Mengutip pernyataan Juri Lina berkebangsaan Swedia dalam bukunya “Architects of Deception – The Concealed History of Freemansory” menulis bahwa ada tiga cara yang paling dahsyat untuk menjajah dan melemahkan sebuah bangsa. Pertama adalah Kaburkan sejarahnya, Kemudian hancurkan bukti-bukti sejarahnya agar tak bisa dibuktikan kebenarannya, dan yang ketiga, putuskan hubungan mereka dengan leluhurnya, katakanlah bahwa leluhurnya itu bodoh dan primitif. Ketiga cara tersebut sangat mungkin diterapkan kepada bangsa dan suku apapun, termasuk di Mandar.

Sejarah di Mandar terlepas dari apakah memang kabur atau dikaburkan, sebuah upaya mesti dilakukan sebagai antisipasi bersama untuk tidak menjadikan generasi kita sebagai generasi yang menggendong lupa. Menggendong lupa adalah salah satu penyakit yang menjangkiti generasi kita dengan mengabaikan peran sejarah dalam perangai, pola dan lakunya. Kecelakaan paling besar adalah ketika generasi hari ini tak lagi ingin menengok sejarahnya.  

Madrasah Aliayah Nurul Ma’arif yang beralamat di Pariangan Desa Pussui Kecamatan Luyo adalah salah satu sekolah yang intens mengadakan kunjungan ke Museum Mandar dan tempat-tempat bersejarah bagi siswa siswinya yang baru masuk sekolah.
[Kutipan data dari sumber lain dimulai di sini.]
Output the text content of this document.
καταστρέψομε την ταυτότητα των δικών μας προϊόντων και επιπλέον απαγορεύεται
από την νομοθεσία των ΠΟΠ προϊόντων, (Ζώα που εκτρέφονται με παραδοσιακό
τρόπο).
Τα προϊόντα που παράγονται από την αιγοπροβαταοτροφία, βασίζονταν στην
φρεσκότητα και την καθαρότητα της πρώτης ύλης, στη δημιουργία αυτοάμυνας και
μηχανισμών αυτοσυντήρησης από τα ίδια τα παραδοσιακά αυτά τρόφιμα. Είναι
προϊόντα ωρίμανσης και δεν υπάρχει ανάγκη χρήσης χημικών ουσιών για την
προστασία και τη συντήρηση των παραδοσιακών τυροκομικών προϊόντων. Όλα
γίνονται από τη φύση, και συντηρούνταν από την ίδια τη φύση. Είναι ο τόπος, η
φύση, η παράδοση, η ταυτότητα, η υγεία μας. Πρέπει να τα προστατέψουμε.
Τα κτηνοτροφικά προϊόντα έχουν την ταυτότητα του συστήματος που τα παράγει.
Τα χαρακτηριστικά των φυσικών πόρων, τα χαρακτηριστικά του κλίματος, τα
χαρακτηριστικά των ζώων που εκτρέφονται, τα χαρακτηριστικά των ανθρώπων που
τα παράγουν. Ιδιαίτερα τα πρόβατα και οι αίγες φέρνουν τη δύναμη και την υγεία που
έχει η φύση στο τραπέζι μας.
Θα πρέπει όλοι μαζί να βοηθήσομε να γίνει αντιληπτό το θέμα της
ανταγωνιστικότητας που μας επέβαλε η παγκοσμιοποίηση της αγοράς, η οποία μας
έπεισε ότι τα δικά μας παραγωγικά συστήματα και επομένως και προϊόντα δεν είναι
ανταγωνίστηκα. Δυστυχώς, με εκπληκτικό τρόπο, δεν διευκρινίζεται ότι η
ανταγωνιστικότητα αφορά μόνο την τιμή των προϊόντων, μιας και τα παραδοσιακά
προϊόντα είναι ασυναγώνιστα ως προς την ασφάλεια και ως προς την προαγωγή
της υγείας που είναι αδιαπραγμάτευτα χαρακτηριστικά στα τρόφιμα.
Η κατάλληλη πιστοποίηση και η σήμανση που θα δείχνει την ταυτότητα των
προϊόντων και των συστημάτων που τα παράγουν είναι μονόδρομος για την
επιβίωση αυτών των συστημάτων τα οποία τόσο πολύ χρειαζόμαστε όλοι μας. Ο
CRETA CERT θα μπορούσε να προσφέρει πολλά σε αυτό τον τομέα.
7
Hari ini (Minggu, 26 Februari 2017) Madrasah Aliyah Nurul Ma’arif memboyong siswa-siswinya ke Museum Mandar Majene dan Kompleks Makam Raja-Raja Banggae di Ondongan Majene.


40-an siswa siswi MA Nurul Ma’arif dengan didampingi Kepala Sekolah dan dewan gurunya menikmati wisata sejarah dengan mengelilingi ruang pameran benda-benda peninggalan sejarah yang dipajang oleh pihak Museum Mandar. Setelah puas berkeliling, mereka kemudian dikumpul di aula museum untuk diberikan pengantar dan penjelasan singkat tentang sejarah Mandar dan Sejarah Museum Mandar yang dipandu langsung oleh Tammalele dan M. Thamrin.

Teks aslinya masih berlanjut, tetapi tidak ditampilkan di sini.